By giving us so much time with our main character, we get to watch her grow, while also learning about her past. This isn’t done seamlessly, especially not at the beginning, where we get a lot of flashbacks interrupting what’s going on. I figure that’s supposed to represent her fragile state of mind before entering the facility, but it came across more as a distraction.

After we stop getting flashbacks, things happen without much effort, coming across organically instead of feeling forced. We learn about Susanna, and we start to care about her, even if she’s not the greatest person to ever walk the Earth. The same goes for every other person in this movie. We want to see them all overcome their problems by the end, which is important in a drama.

We do occasionally enter melodrama territory, which is too bad. When it feels like your feelings are being manipulated, it’s harder to enjoy yourself. Girl, Interrupted was based on a memoir by the real Susanna, but the movie has plot threads that never actually happened. Obviously certain liberties have to be taken, but I’ve heard that the ones created just for the movie added melodrama that wasn’t present in real life.

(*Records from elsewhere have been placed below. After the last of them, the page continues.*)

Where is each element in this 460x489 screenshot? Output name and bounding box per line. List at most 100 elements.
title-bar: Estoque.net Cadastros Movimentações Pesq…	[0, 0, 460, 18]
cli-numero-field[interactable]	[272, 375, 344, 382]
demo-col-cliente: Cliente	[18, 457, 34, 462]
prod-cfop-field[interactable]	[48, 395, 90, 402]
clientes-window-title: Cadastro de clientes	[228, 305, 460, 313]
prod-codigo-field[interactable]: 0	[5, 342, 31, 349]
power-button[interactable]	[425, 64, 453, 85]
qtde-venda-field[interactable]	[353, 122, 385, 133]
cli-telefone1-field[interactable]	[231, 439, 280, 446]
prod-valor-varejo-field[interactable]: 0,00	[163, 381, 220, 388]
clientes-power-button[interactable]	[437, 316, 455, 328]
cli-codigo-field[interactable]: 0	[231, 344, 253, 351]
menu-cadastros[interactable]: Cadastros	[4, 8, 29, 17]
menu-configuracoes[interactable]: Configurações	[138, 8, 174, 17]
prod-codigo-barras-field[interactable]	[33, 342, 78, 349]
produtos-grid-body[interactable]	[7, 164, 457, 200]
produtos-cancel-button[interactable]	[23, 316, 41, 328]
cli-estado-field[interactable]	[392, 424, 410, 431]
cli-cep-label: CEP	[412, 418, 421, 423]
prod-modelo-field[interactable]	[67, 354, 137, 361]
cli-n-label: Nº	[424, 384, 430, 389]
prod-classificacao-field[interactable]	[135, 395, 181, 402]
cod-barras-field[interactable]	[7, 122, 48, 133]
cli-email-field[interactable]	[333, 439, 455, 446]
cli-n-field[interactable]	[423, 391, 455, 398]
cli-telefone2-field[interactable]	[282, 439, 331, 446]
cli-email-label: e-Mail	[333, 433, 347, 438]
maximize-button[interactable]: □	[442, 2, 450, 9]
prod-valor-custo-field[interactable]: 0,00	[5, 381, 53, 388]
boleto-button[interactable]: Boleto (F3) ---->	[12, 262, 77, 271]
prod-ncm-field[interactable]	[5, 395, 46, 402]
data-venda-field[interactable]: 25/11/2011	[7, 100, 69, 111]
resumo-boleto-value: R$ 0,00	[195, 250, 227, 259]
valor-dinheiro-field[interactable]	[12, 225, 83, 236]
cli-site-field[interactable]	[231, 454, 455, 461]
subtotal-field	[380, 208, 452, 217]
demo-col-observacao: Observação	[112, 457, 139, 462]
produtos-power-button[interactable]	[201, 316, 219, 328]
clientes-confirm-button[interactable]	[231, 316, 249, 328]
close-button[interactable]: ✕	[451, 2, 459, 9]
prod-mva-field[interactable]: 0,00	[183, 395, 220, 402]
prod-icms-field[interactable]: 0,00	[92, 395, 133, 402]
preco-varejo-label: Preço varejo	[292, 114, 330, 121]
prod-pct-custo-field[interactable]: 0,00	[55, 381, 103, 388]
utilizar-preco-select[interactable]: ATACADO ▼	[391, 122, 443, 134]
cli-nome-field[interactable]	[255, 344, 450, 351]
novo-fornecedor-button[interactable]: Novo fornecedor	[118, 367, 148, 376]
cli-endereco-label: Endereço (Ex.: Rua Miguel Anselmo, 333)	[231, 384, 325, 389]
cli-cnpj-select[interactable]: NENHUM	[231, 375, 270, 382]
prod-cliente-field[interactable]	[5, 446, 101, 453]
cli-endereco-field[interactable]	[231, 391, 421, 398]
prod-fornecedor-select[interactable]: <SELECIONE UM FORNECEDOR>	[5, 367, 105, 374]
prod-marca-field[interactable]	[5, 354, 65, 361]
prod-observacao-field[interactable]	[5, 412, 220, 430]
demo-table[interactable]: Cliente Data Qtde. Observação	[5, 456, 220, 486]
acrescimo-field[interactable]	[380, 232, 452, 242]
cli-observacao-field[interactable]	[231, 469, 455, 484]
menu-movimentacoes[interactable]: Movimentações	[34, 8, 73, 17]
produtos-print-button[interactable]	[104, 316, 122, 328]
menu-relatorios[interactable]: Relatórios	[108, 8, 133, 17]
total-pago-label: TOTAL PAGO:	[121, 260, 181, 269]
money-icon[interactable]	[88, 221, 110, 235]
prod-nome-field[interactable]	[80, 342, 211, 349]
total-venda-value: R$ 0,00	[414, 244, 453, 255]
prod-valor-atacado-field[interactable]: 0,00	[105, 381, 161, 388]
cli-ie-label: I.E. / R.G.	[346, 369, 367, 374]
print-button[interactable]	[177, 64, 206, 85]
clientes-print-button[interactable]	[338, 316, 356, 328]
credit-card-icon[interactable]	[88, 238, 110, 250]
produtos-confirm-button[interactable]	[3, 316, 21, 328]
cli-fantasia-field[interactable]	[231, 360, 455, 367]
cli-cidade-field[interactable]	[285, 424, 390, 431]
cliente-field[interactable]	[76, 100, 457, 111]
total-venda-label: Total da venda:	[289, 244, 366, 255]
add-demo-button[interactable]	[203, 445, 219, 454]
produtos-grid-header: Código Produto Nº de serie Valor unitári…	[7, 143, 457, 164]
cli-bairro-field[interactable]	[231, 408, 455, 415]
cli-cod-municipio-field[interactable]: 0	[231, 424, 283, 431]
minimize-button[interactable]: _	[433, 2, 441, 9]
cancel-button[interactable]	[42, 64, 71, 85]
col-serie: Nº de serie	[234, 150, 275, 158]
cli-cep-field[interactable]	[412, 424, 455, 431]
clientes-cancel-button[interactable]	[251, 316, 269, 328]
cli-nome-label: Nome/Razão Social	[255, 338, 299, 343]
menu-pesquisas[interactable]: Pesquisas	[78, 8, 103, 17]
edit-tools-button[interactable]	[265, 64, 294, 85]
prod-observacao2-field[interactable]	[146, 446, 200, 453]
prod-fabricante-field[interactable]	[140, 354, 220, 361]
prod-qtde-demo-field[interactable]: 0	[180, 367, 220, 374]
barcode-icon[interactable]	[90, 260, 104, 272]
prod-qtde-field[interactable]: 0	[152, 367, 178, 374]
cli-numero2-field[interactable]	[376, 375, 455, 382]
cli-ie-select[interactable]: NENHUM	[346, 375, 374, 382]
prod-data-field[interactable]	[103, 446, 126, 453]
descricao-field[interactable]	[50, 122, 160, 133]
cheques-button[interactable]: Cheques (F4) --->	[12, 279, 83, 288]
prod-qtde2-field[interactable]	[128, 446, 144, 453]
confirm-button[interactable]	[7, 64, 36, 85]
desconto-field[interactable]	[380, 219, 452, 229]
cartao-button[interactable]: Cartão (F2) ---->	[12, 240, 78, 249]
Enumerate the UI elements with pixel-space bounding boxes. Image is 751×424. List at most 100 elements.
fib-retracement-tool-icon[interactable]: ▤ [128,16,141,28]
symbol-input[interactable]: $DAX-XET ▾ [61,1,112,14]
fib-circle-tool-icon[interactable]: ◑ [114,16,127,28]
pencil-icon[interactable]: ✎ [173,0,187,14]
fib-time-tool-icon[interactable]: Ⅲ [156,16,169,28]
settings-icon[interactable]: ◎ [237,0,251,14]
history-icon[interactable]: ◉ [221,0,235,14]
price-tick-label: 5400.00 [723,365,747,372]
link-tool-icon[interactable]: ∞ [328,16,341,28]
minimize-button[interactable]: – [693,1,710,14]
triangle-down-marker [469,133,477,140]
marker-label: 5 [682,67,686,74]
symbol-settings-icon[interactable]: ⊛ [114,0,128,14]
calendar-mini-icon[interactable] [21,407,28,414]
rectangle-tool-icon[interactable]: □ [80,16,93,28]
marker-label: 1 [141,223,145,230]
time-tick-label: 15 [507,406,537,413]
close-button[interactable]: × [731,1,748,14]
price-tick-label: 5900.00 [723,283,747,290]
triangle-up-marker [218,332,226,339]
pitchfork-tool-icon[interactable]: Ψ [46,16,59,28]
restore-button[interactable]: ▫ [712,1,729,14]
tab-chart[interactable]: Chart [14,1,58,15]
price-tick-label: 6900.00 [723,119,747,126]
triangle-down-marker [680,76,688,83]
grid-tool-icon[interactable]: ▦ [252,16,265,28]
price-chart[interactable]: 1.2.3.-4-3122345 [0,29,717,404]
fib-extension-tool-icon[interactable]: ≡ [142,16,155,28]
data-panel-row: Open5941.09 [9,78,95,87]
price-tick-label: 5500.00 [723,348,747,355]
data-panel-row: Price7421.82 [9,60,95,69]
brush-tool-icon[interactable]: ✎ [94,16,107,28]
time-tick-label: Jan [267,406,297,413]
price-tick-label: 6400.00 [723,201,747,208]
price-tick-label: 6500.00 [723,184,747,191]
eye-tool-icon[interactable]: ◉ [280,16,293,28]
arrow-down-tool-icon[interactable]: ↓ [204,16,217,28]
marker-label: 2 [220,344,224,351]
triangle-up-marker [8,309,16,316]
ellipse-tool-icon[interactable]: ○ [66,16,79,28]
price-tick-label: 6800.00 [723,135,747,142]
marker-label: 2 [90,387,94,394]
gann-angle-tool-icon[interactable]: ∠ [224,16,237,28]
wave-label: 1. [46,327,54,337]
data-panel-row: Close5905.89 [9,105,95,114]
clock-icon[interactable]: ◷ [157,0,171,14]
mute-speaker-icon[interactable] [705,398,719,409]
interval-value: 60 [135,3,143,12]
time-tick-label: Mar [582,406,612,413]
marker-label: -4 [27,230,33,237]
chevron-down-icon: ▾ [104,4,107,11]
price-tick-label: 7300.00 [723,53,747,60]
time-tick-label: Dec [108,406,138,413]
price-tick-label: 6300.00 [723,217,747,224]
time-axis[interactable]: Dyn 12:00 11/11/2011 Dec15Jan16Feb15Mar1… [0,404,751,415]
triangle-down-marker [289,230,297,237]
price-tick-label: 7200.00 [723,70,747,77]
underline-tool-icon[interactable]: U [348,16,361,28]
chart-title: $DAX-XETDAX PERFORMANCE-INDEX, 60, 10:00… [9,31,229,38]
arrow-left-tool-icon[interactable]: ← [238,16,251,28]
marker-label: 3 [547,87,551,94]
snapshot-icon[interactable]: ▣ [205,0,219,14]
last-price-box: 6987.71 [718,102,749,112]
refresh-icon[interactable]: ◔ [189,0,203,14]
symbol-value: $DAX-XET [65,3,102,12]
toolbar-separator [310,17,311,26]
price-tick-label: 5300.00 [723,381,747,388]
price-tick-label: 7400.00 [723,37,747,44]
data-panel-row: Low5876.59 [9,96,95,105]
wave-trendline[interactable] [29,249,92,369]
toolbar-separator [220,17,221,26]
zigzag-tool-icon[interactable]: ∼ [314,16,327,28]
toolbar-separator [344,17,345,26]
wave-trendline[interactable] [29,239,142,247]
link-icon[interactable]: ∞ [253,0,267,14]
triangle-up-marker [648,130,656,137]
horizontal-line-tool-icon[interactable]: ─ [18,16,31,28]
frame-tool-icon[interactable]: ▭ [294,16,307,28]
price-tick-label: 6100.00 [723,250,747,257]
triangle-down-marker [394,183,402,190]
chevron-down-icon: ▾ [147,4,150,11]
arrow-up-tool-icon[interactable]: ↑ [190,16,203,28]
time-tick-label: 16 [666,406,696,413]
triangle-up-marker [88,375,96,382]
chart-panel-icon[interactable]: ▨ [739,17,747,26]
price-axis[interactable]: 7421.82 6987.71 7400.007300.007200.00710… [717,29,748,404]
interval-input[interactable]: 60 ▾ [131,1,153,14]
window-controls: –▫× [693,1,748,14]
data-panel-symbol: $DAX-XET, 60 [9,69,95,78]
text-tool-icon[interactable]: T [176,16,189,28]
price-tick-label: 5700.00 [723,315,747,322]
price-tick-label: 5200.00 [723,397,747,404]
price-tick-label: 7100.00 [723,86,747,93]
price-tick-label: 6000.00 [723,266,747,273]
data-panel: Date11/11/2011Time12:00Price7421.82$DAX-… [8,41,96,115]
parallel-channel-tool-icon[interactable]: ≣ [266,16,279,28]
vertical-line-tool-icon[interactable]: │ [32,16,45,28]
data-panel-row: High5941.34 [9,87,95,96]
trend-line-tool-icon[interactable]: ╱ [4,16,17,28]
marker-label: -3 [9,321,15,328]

That’s not to say that it doesn’t still work for the most part, as we get involved enough with Susanna’s life to not care that we’re partially being manipulated. Since we end up caring a lot about her, we don’t mind having some plot points that didn’t actually exist. We’re completely involved in the story of Girl, Interrupted, and that immersion makes it a very good film. It also, thankfully, has enough moments of levity, even ending on a mostly happy note, which is something that it has over a certain other mental institution film.

Winona Ryder was a great choice to play the lead, as she manages to tell us exactly what her character is feeling at all times. With a movie that’s about the psyche of its characters, this is key. Jolie has a solid performance as the free-spirited Lisa, while supporting cast members come from Brittany Murphy, Whoopi Goldberg and Vanessa Redgrave. They all make their characters seem effortless, which is something to commend.

While I can’t exactly say that Girl, Interrupted was a great movie, it was a very good one that made me care deeply for its main character, while showing the inner workings of a mental institution. It shows us in great detail the psyche of Susanna, while leaving enough room for its secondary characters as well. It sometimes slips into melodrama territory, but I didn’t mind that much because of how involved I felt with the story.